Fifa regards the USA as the most "soccer-populous" nation on the planet, 20 million play it, blah blah blah. But more than that, soccer is infused into American mainstream culture - into its movies, sit-coms, cartoon strips and novels. Into the warp and weave of everyday American life. In some places the black-and-white-panelled soccer ball decal is nearly as ubiquitous as the stars and stripes flag. Soccer is as American as McDonald's Apple Pie. And that's what really pisses off the soccerphobes.
"There is no surer sign of the decline of America's culture than the craze over this awful European sport," boo-hoos Stephen Moore. "Drive past a park or a schoolyard on a clear spring afternoon and you're likely to witness a depressingly unpatriotic sight: the baseball diamond lies empty and crab grass grows in the infield, while herds of American children dressed in preposterous polyester uniforms run around kicking a white and black ball in no particular direction and to no apparent end."
"I remember my daily walks through my neighborhood in Washington," groans Jay Nordlinger, "where I saw the baseball diamonds grassed over with those infernal soccer fields."
Far from being un-American, soccer is fast becoming the quintessential American sport. And the time will come when, in the words of US journalist Sasha Polakow-Suransky, "the anti-soccer crowd might finally realise that their mom-and-apple-pie crusade against the beautiful game could ultimately backfire or, even worse, be labelled un-American."

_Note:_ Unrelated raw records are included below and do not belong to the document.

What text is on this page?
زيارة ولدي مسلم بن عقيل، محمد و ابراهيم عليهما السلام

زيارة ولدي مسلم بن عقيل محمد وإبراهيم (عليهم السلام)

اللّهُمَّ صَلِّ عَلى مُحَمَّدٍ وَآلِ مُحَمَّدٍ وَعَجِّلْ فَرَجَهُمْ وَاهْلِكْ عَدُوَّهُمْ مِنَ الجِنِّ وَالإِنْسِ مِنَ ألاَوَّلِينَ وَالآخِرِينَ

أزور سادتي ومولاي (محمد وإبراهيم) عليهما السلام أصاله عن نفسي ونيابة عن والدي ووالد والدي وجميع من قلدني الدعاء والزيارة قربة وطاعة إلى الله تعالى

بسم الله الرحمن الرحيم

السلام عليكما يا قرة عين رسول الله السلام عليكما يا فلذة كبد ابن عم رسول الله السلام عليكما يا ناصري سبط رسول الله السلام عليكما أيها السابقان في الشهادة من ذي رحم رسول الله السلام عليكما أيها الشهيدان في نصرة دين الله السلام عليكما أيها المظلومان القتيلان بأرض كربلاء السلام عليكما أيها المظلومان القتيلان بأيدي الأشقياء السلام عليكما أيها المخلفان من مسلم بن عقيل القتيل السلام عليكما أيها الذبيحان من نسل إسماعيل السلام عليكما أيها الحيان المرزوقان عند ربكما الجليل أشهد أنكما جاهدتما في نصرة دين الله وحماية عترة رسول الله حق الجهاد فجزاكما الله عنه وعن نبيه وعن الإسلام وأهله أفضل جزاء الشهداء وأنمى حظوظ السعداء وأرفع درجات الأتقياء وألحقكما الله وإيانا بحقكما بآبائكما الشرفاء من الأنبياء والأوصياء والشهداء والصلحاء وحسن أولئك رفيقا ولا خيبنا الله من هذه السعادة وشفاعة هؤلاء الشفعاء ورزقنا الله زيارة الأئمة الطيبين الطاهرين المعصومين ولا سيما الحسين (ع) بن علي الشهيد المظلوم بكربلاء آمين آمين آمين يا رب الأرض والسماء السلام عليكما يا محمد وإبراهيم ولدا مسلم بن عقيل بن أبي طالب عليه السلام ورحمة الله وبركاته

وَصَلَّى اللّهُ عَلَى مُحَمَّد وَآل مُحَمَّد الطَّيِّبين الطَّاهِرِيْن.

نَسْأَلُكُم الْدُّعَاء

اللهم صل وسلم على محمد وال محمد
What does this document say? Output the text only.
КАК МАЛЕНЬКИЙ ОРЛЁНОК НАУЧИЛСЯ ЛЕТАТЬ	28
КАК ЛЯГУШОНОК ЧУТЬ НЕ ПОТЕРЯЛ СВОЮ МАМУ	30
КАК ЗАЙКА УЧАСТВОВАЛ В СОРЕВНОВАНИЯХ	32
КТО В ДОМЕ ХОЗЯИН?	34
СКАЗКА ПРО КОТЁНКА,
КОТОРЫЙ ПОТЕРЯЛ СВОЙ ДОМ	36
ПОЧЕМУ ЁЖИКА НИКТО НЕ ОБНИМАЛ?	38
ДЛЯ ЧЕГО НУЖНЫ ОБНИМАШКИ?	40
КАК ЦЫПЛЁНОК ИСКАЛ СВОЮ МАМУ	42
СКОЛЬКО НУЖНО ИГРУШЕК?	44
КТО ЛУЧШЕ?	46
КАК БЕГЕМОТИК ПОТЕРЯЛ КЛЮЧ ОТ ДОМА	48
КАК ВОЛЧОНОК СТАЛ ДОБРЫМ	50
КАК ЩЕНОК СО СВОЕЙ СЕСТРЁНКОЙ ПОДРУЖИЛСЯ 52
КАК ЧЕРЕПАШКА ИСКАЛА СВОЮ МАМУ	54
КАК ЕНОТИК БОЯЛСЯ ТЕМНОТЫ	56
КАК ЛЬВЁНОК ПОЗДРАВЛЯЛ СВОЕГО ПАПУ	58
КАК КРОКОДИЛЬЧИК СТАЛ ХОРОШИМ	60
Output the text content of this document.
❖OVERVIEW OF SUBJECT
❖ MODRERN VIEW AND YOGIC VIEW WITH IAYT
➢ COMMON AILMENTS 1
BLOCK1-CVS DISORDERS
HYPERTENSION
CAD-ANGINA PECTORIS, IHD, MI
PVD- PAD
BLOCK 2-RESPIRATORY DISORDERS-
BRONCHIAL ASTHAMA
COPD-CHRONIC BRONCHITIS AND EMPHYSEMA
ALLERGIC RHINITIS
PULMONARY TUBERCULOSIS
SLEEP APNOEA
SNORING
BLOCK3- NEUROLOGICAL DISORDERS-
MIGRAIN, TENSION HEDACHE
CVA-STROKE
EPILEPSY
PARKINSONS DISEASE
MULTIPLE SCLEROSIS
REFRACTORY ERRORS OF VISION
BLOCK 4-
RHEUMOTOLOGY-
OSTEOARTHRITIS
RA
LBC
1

America's soccerphobes no longer speak for America. They are a frightened, ignorant, embattled and increasingly bitter minority - an ugly coalition of young fogies, laddish homophobes, snarling misogynists, neo-con nogoodniks and gobbledygook-spewing, tin-foil-hat-wearing, knuckle-gnawing nutjobs. And let's not forget the ever-present and always unfunny comedy-of-conformity-spewing sports hacks.
In July 2004, Sports Illustrated ran an article - Not Our Cup Of Tea - by long-term soccer-basher Frank Deford. "Here's the nasty down-home American reality," wrote Frank, "Far from being graceful, soccer appears, in fact, awkward. You can't sweetly control a ball using feet and head any more than you can drive a car fast with your nose and knees. We value efficiency in the United States. Soccer is inefficient."
Soccer, wrote Frank, will never, ever catch on in America. He was then buried under an avalanche of letters from his fellow Americans, most of whom quietly and politely pointed out that Frank was talking absolute bollocks - because it already has. "There is nothing more American than kicking a foreigner in the shins, delivering an elbow to the jaw, knocking him on his backside and beating him at his own game. You just don't get that sort of opportunity in most American sports," wrote one reader.
In breaking news the arrival of Beckham and her husband in the US has caused a further terrified tightening of the soccerphobe sphincter. Hey, can you spell "fear of penetration"?